On my way home i need to take a massive dump and couldn't wait.
If lil wayne asked you to lick him like a lollipop I feel that you would willingly oblige.
Unfortunately I think I would lick most anyone's lollipop.
It's your form of community service; servicing the greater SDSU area.
just saw a dude in a v-neck sweater on a bike drinking starbucks. way to feed the stereotypes white dude.
i need a new camera phone. my pictures from last night are as blurry as my memories. and neither tell me why i woke up in an airplane hangar.

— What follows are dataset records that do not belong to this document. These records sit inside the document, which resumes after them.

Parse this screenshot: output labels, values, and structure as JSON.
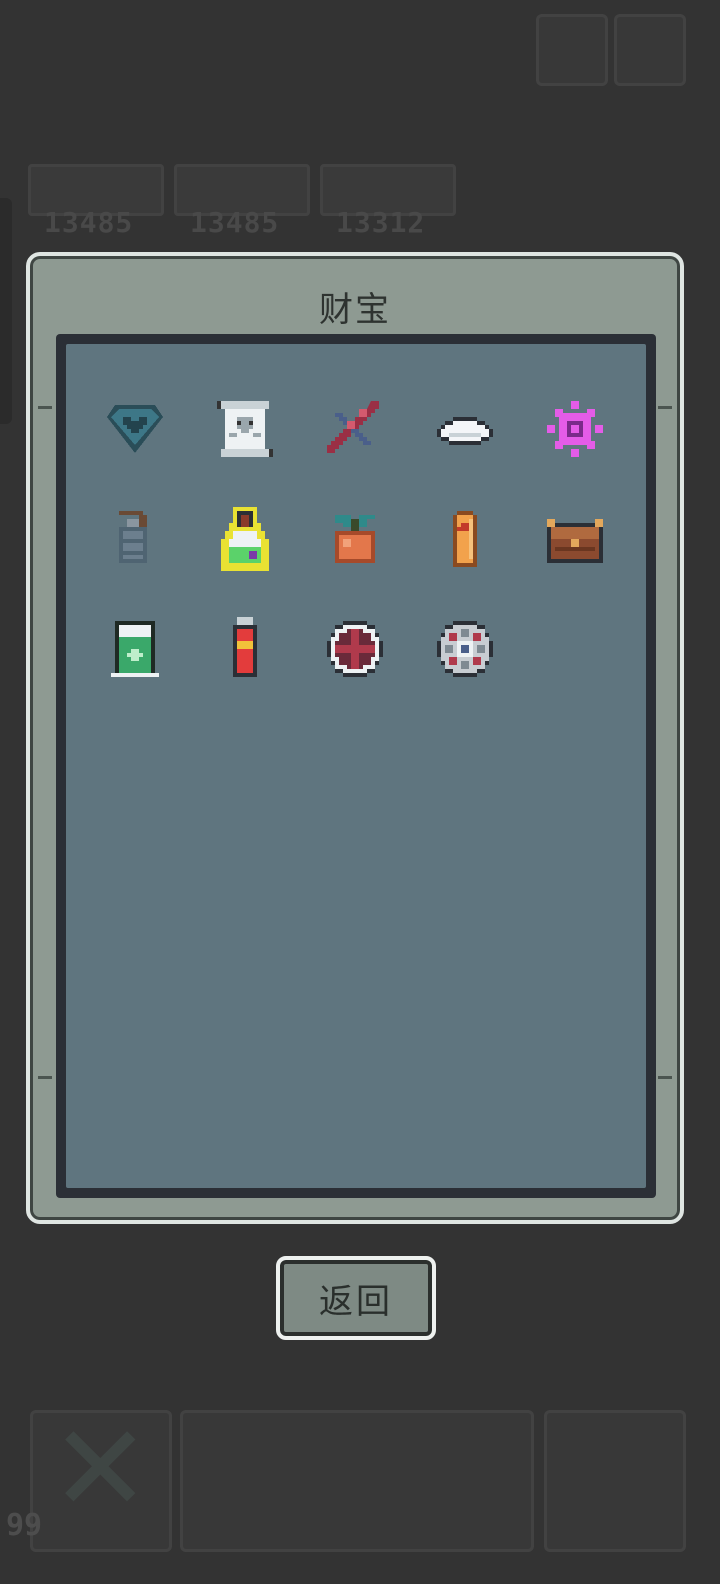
{
  "background_hud": {
    "scores": [
      "13485",
      "13485",
      "13312"
    ],
    "bottom_count": "99"
  },
  "dialog": {
    "title": "财宝",
    "items": [
      {
        "name": "heart-diamond-icon",
        "color": "#3d6f7c"
      },
      {
        "name": "skull-scroll-icon",
        "color": "#e8eef0"
      },
      {
        "name": "dna-helix-icon",
        "color": "#9a2f45"
      },
      {
        "name": "white-stone-icon",
        "color": "#f4f6f8"
      },
      {
        "name": "pink-gear-icon",
        "color": "#e45ce8"
      },
      {
        "name": "grenade-icon",
        "color": "#6c7f8e"
      },
      {
        "name": "potion-flask-icon",
        "color": "#5bd26a"
      },
      {
        "name": "orange-fruit-icon",
        "color": "#e3774b"
      },
      {
        "name": "bullet-icon",
        "color": "#f2a24c"
      },
      {
        "name": "treasure-chest-icon",
        "color": "#8b4a2f"
      },
      {
        "name": "recycle-bin-icon",
        "color": "#3aa86a"
      },
      {
        "name": "battery-icon",
        "color": "#e33c3c"
      },
      {
        "name": "crosshair-icon",
        "color": "#b03a4c"
      },
      {
        "name": "circuit-chip-icon",
        "color": "#c8cdd2"
      }
    ]
  },
  "back_button": {
    "label": "返回"
  }
}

Helped an old lady on crutches throw away her mcdonalds, carried her stuff to the car and helped her get in...most productive cinco de mayo hands down
Watched him slip somethin into her drink. Dragged him of his bar stool, punched him out, and told her what i saw. Bartender used some chemical to confirm presence of rophynol. Just woke up at her place
Yeah Greg found him eating out of a tuna can with a pill cap
Just peed on my foot. Thank you Sunday hangovers.

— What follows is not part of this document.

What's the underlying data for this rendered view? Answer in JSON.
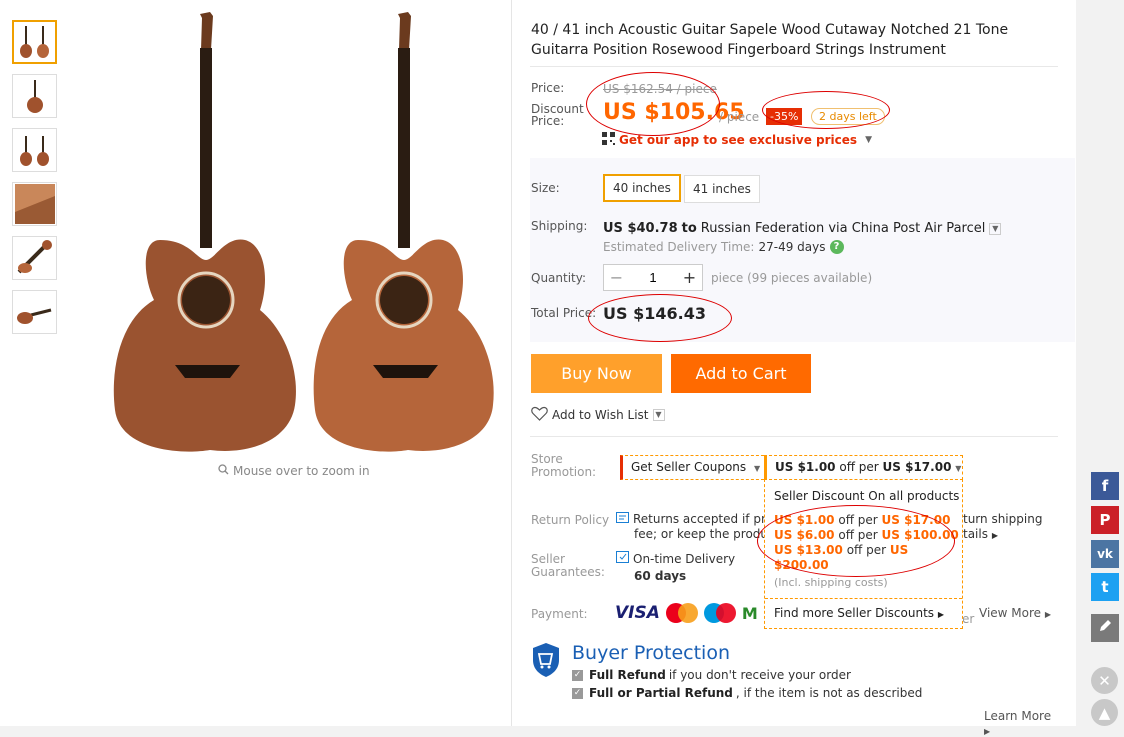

Woah there. I lasted a semester and a fourth of college not having sex. trust me when i say keeping my virginity was an obstacle course of olympic proportions.
The virgin olympics. I would win the gold. For America.
I feel like im becoming the girl who only drunk texts him. I would be in the dog house, if situations like this had dog houses.
So apparently nutella and chocolate body paint aren't actually the same thing.
I felt like a personal hot pocket and all I could taste was cigarettes.
He awkwardly handed me plan b on Pickens Street... it was like a sketchy drug deal.
I know we were going to go hiking today, but I don’t think I can face reality until Wednesday
I ate breakfast with him. And by ate breakfast I mean we fucked on the kitchen table.